BP and the Coast Guard Disagree On Whether BP Is Done Cleaning Up the Gulf
On Tuesday, oil company BP announced the end to “active shoreline cleanup operations” on the Gulf Coast. The Coast Guard quickly stepped in to clarify that BP was not actually finished.
On Tuesday, oil company BP announced the end to “active shoreline cleanup operations” on the Gulf Coast, just under four years after an explosion and subsequent fire at one of their drilling rigs cause millions of gallons of oil to leak into the Gulf of Mexico. The Coast Guard quickly stepped in to clarify that BP was not actually finished.
BP’s announcement of the end of “active cleanup,” a semantic twist meaning pretty much nothing, coincided with the Coast Guard ending patrols of the final three miles of Louisiana shoreline. As The Washington Post explains, the Coast Guard and BP will not be actively searching for oil slicks but instead responding to specific, reported instances of oil coming ashore. To draw an analogy, BP picked up all the really big pieces of glass but if you slice your foot open on something they missed, please let them know.

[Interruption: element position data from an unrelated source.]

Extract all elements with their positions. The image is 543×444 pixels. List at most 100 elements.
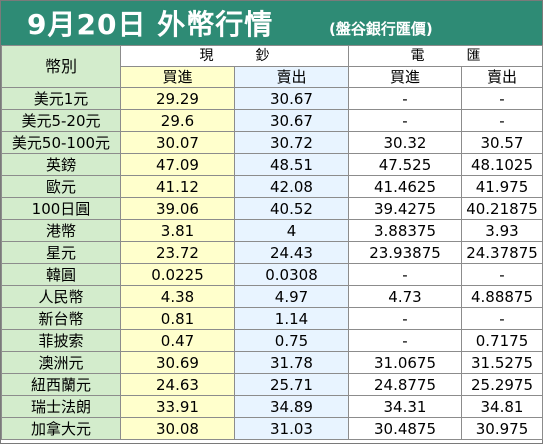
cash-buy-cell: 4.38 [120,285,235,308]
cash-buy-cell: 23.72 [120,241,235,264]
table-row: 加拿大元 30.08 31.03 30.4875 30.975 [1,417,543,440]
cash-group-header: 現 鈔 [120,45,349,67]
table-row: 新台幣 0.81 1.14- - [1,307,543,330]
currency-name-cell: 菲披索 [1,329,121,352]
currency-name-cell: 人民幣 [1,285,121,308]
tt-sell-cell: 34.81 [461,395,543,418]
tt-buy-cell: - [348,87,462,110]
tt-sell-cell: 48.1025 [461,153,543,176]
tt-sell-cell: - [461,87,543,110]
table-header-row: 幣別 現 鈔 電 匯 [1,45,543,88]
tt-buy-cell: 23.93875 [348,241,462,264]
table-row: 人民幣 4.38 4.97 4.73 4.88875 [1,285,543,308]
currency-name-cell: 紐西蘭元 [1,373,121,396]
table-row: 菲披索 0.47 0.75-0.7175 [1,329,543,352]
table-row: 紐西蘭元 24.63 25.71 24.8775 25.2975 [1,373,543,396]
tt-buy-cell: - [348,263,462,286]
tt-sell-cell: 3.93 [461,219,543,242]
currency-column-header: 幣別 [1,45,121,88]
tt-sell-cell: 41.975 [461,175,543,198]
cash-buy-cell: 0.0225 [120,263,235,286]
tt-buy-cell: 3.88375 [348,219,462,242]
tt-sell-cell: 31.5275 [461,351,543,374]
tt-sell-cell: - [461,307,543,330]
cash-sell-cell: 30.67 [234,87,349,110]
currency-name-cell: 韓圓 [1,263,121,286]
cash-sell-cell: 0.75 [234,329,349,352]
currency-name-cell: 加拿大元 [1,417,121,440]
tt-sell-cell: 30.975 [461,417,543,440]
cash-buy-cell: 29.29 [120,87,235,110]
cash-sell-cell: 30.67 [234,109,349,132]
cash-buy-cell: 24.63 [120,373,235,396]
cash-sell-cell: 24.43 [234,241,349,264]
tt-buy-cell: - [348,109,462,132]
currency-name-cell: 新台幣 [1,307,121,330]
cash-buy-cell: 30.69 [120,351,235,374]
exchange-rate-table: 幣別 現 鈔 電 匯 買進 賣出 買進 賣出 美元1元 29.29 30.67- - 美… [1,45,543,440]
currency-name-cell: 港幣 [1,219,121,242]
tt-sell-header: 賣出 [461,66,543,88]
tt-sell-cell: - [461,109,543,132]
table-row: 英鎊 47.09 48.51 47.525 48.1025 [1,153,543,176]
tt-sell-cell: - [461,263,543,286]
cash-buy-cell: 0.81 [120,307,235,330]
cash-sell-cell: 34.89 [234,395,349,418]
table-row: 歐元 41.12 42.08 41.4625 41.975 [1,175,543,198]
telegraphic-group-header: 電 匯 [348,45,543,67]
cash-buy-cell: 39.06 [120,197,235,220]
cash-buy-cell: 29.6 [120,109,235,132]
tt-buy-cell: - [348,329,462,352]
cash-sell-cell: 31.78 [234,351,349,374]
tt-sell-cell: 24.37875 [461,241,543,264]
cash-buy-cell: 30.08 [120,417,235,440]
table-row: 港幣 3.81 4 3.88375 3.93 [1,219,543,242]
tt-buy-cell: 47.525 [348,153,462,176]
cash-sell-cell: 4 [234,219,349,242]
table-row: 瑞士法朗 33.91 34.89 34.31 34.81 [1,395,543,418]
table-row: 美元5-20元 29.6 30.67- - [1,109,543,132]
cash-sell-cell: 40.52 [234,197,349,220]
tt-buy-cell: 34.31 [348,395,462,418]
currency-name-cell: 歐元 [1,175,121,198]
tt-sell-cell: 0.7175 [461,329,543,352]
currency-name-cell: 星元 [1,241,121,264]
cash-buy-cell: 33.91 [120,395,235,418]
cash-sell-cell: 31.03 [234,417,349,440]
currency-name-cell: 100日圓 [1,197,121,220]
cash-buy-cell: 41.12 [120,175,235,198]
currency-name-cell: 澳洲元 [1,351,121,374]
title-bar: 9月20日 外幣行情 (盤谷銀行匯價) [1,1,542,45]
table-row: 星元 23.72 24.43 23.93875 24.37875 [1,241,543,264]
tt-sell-cell: 30.57 [461,131,543,154]
tt-sell-cell: 4.88875 [461,285,543,308]
tt-buy-cell: 30.32 [348,131,462,154]
currency-name-cell: 英鎊 [1,153,121,176]
tt-sell-cell: 40.21875 [461,197,543,220]
cash-sell-cell: 1.14 [234,307,349,330]
cash-sell-cell: 48.51 [234,153,349,176]
table-row: 美元50-100元 30.07 30.72 30.32 30.57 [1,131,543,154]
page-title: 9月20日 外幣行情 [27,8,274,41]
cash-buy-cell: 0.47 [120,329,235,352]
cash-buy-cell: 30.07 [120,131,235,154]
table-row: 美元1元 29.29 30.67- - [1,87,543,110]
table-subheader-row: 買進 賣出 買進 賣出 [2,66,543,88]
cash-sell-cell: 0.0308 [234,263,349,286]
tt-buy-header: 買進 [348,66,462,88]
tt-buy-cell: - [348,307,462,330]
table-row: 韓圓 0.0225 0.0308- - [1,263,543,286]
tt-buy-cell: 4.73 [348,285,462,308]
cash-sell-cell: 30.72 [234,131,349,154]
table-row: 100日圓 39.06 40.52 39.4275 40.21875 [1,197,543,220]
cash-buy-cell: 47.09 [120,153,235,176]
cash-sell-header: 賣出 [234,66,349,88]
currency-name-cell: 瑞士法朗 [1,395,121,418]
tt-buy-cell: 39.4275 [348,197,462,220]
tt-buy-cell: 31.0675 [348,351,462,374]
tt-buy-cell: 30.4875 [348,417,462,440]
cash-sell-cell: 4.97 [234,285,349,308]
table-row: 澳洲元 30.69 31.78 31.0675 31.5275 [1,351,543,374]
cash-sell-cell: 25.71 [234,373,349,396]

The Coast Guard’s federal on-scene coordinator Captain Thomas Sparks clarified that the end of so-called “active cleanup” was not the end of “cleanup.” In the Coast Guard’s release, he says:
Let me be absolutely clear: This response is not over—not by a long shot. The transition to the Middle Response process does not end clean-up operations, and we continue to hold the responsible party accountable for Deepwater Horizon cleanup costs.
It makes sense that BP would try to portray itself as done with the Deepwater Horizon fiasco. The company set aside $42 billion to pay cleanup costs, fines, damages, and other fees.